By Vanessa Anyoti, YWCA of Tanzania
The Universal Periodic Review (UPR) “has great potential to promote and protect human rights in the darkest corners of the world.” – Ban Ki-moon, UN Secretary-General
The UPR was established in March 2006 and is a unique process of the Human Rights Council (HRC). The main aim of the UPR is to improve the human rights situation on the ground of each of the 193 United Nations (UN) Member States. Thus the UPR, is a state driven process and, reviews the human rights records of all UN member states. With support from the Human Rights Council (HRC), each state declares what actions they have taken to improve the human rights situations in their countries and to fulfil their human rights obligations. As one of the main features of the HRC, the UPR is designed to ensure equal treatment for every country when their human rights situations are assessed.
So why is the UPR important, especially to women, young women and girls? The UPR is one of the key elements of the HRC which reminds States of their responsibility to fully respect and implement all human rights and fundamental freedoms. The ultimate aim is to improve the human rights situation in all countries and address human rights violations wherever they occur.
The result of each UPR is reflected in an “outcome report” listing the recommendations the State under review (SuR) will have to implement before the next review. The UPR is comprised of 3 key stages:
- Review of the human rights situation of the SuR;
- Implementation between two reviews (4.5 years) by the SuR of the recommendations received and the voluntary pledges made;
- Reporting at the next review on the implementation of those recommendations and pledges and on the human rights situation in the country since the previous review.
A sad reality is that gender inequality affects us all, in one form or another. Additionally, we all know from experience that the human rights and fundamental freedoms of all women and girls are not always respected. Thus, in order for us to ensure that “by 2035, 100 million young women and girls will transform power structures to create justice, gender equality and a world without violence and war; leading a sustainable YWCA movement, inclusive of all women”, we thus need to engage in the UPR process and ensure that states are aware of, report on and better the human rights situation at the ground level.

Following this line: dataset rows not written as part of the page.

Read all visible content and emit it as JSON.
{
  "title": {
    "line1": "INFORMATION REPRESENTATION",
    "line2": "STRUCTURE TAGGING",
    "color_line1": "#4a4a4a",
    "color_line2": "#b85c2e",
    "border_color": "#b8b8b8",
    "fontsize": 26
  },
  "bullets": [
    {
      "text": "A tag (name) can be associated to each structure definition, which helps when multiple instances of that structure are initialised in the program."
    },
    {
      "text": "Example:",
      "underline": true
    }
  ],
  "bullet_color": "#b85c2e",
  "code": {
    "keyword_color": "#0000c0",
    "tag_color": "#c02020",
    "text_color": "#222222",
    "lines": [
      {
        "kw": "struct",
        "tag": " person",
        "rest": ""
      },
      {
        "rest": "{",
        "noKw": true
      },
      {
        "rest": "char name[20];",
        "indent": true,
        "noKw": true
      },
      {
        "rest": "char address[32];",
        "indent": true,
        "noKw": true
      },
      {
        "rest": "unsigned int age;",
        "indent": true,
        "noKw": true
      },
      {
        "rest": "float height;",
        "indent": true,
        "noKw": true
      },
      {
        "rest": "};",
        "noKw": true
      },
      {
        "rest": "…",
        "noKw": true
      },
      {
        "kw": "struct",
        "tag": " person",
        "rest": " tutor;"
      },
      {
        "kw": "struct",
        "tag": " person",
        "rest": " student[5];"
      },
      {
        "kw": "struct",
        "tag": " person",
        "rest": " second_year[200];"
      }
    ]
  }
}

Under the UPR mechanism, the human rights situation of all UN Member States is reviewed every 4.5 years. 42 States are reviewed each year during three Working Group sessions dedicated to 14 States each. These three sessions are usually held in January/February, May/June and October/November of each year. Civil Society have the opportunity to submit a report about the state of human rights in their communities to the UPR in the form of reports, which will be used to review the country and take the floor during the adoption of the report at the HRC session. However, Civil society cannot take the floor; which means ask questions or make comments, during the review. During the compilation of the national reports states ought to consult with Civil Society organisations.
The country review takes place in a Working Group in Geneva, Switzerland, and lasts 3.5 hours. The 25th Session of the UPR took place from May 2nd till May 13th, where the United Republic of Tanzania was under review and Burundi, China and the Bolivarian Republic of Venezuela formed the Troika. The troika consists of three countries’ delegates assisting the review and troika members are selected by the drawing of lots among members of the Human Rights Council and from different regional groups.
“Under the customary inheritance laws of many communities in Tanzania, a widow with children inherits nothing from her husband. These laws also deny women the right to inherit clan land or to be administrators of their relatives’ estates.”1
Tanzania’s Marriage Act of 1971 sets the minimum age at 18 for boys and 15 for girls with parental consent. It also permits both girls and boys to marry at 14 with a court’s permission.2
On May 9th 2016, The United Republic of Tanzania, under the leadership of His Excellency Professer Sifuni E. Mchome, Permanent Secretary at the Ministry of Constitution and Legal Affairs, presented its state report to the 25th Session of the UPR. Tanzania highlighted many successes in achieving human rights. Some of the key achievements reported by Tanzanian were: on holding peaceful elections in October 2015, increasing the number of women in leadership and decisions making, and adoption of the National Human Rights Action Plan 2013-2017 which provides the national framework for the promotion and protection of human rights in the state.
The Tanzanian delegation to the 25th Session of the UPR, recognized the importance of Civil Society in ensuring that the human rights situation at the community level is improved. However, more efforts need to be undertaken to ensure that Civil Society is consulted and that there are enabling environments for civil society; particularly young women and girls to promote the human rights of all people.
Tanzania received a total of 227 recommendations from member states and supported 130 (57%), did not support 72 (32%) and deferred 25 (11%) of these recommendations. Deferred recommendations will be reported on later as they have policy implications and recommendations that were not supported, where noted to not be in line with the Tanzanian constitution, religions, customs and traditions.
So why should we be interested and involved in the UPR process? Because; CEFM; Violence against Women and Girls (VAW/g); gender inequality; rape; female genital mutilation and/or cutting (FGM/C); accesses to education, water, health care; economic justice and … (the list goes on) are human rights issues. So we should care and get involved, because we are all affected.